Rector's Corner

Epiphany Reflections

By January 8, 2015 July 9th, 2015 No Comments

As we celebrate the Feast of the Epiphany T.S. Eliot’s, The Journey of the Magi  provides words for us to reflect on what this season can mean for us. This poem was written in 1927 soon after Eliot’s conversion to Anglicanism. It is written from the perspective of one of the wise men. It is a wonderful poem but not really uplifting in an obvious kind of way.   For the poet speaks of the challenge of the journey, a journey that takes place in winter, the worst time of year. He outlines the difficulties – the night fires going out, the unfriendly towns, their inner doubts telling them the journey was pure folly. The wise man says that he would take the journey again but there is a sense in the poem that birth and death are entwined. “Were we led all that way for Birth or death? There was a birth, certainly. We had evidence and no doubt. I had seen birth and death but had thought they were different; this birth was hard and bitter agony for us, like death our death. We returned to our places these Kingdoms but no longer at ease here in old dispensation,with an alien people clutching their gods.”

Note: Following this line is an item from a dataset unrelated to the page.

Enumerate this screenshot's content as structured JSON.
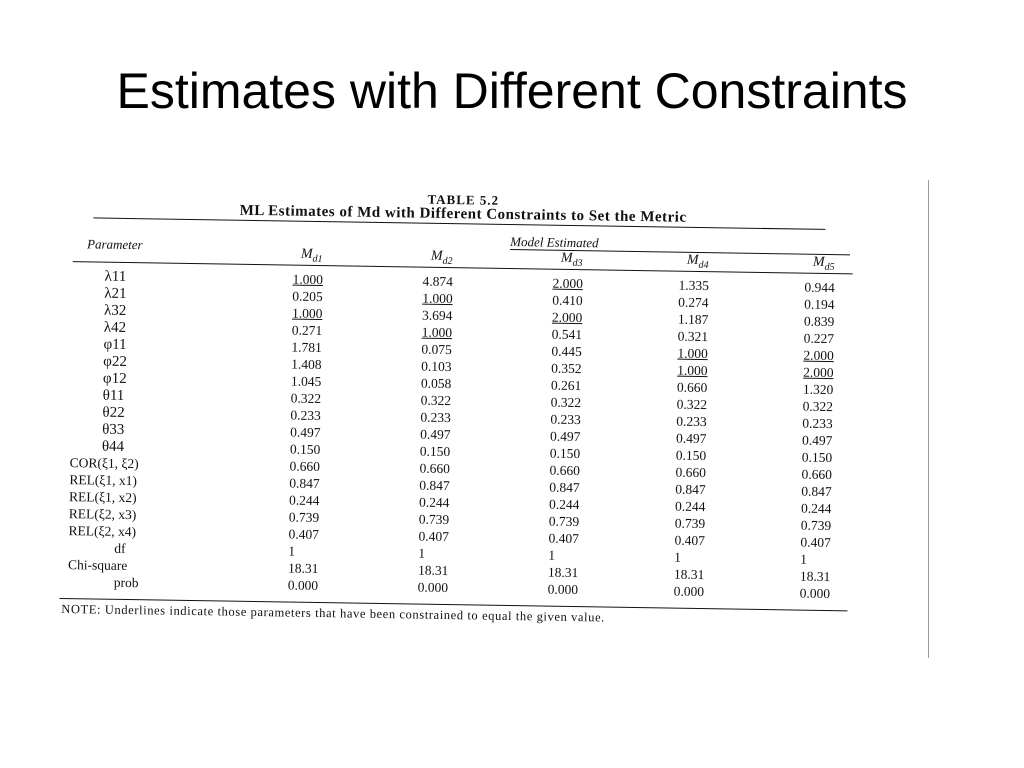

While the journey led to revelation, this encounter with Christ was a sobering one. Rather than a kind of revelation that immediately brightens the world, we get a sense of serious pause. The poem causes us to consider that because of what they have seen, nothing can be the same again for these travelers whose most significant wisdom may have come as a result of the journey. The poem ends at the point of disorientation. This experience is more in keeping with a definition I found of Epiphany as “a sobering sequel to Advent,   as a chance to get down to brass tacks and concentrate on the unfinished business of Christ’s coming. (New Proclamation Year C edited by Marshall D. Johnson, 2000, p.77). What might the unfinished business of Christ’s coming mean for us? It calls us, like the wise men, to take a moment of serious pause and then to take the journey beyond where we are, to encounter Christ in new ways and to share that journey and the wisdom we find with others. This is the unfinished business of Christ’s coming. It reminds us that a journey outside familiar boundaries can leave us, like the wise man, disoriented for a time but that is never the end of our story as people of faith. From there, God provides our grounding and ways to share our light with others, for God always prompts us to set out from where we are, and calls us to be in ministry. It is so tempting to stay in the wonder of Christmas Eve and day. I love those days. I want to stay there and I suspect some of you share this desire. Even though we can’t stay there, what those days do is help us remember that Christ is always willing to come to us and this gives us enough light to set out, to keep going and as we do we have more to share with others. We are called to journey like the Magi whose wisdom was manifested in their willingness to venture out and whose wisdom grew as they journeyed on. Sometimes that journey is to new geographical places, other times the journey involves moving differently in the places where we already are, or perhaps the call is to journey inward so that we can uncover more of our own soul and as a result have more to offer the world that is so often overshadowed by the death. It’s challenging because in many ways most of us don’t really want to go very far from home, from the things we know.

I once read a commentary on our western culture that asserted that we tend to reject the invitation to move into a place of unknowing and mystery because planning and achievement always trump unknowing, mystery, unfolding and fallowness, which are the very experiences that may help us “stay fully awake in the dark to emerge wiser and more resilient” Taking the journey with just enough light to see a few steps ahead, that’s what the wise ones did, and in doing so they gave us an example of finding a path to new life. Stepping out and not knowing, trusting that there will be light in the darkness, that God is with us. This is how we move into the unfinished business of Christ’s coming with our fellow travelers. So let us continue our journey together staying awake to the light of Christ with us and sharing this light through our presence and ministry to and with others.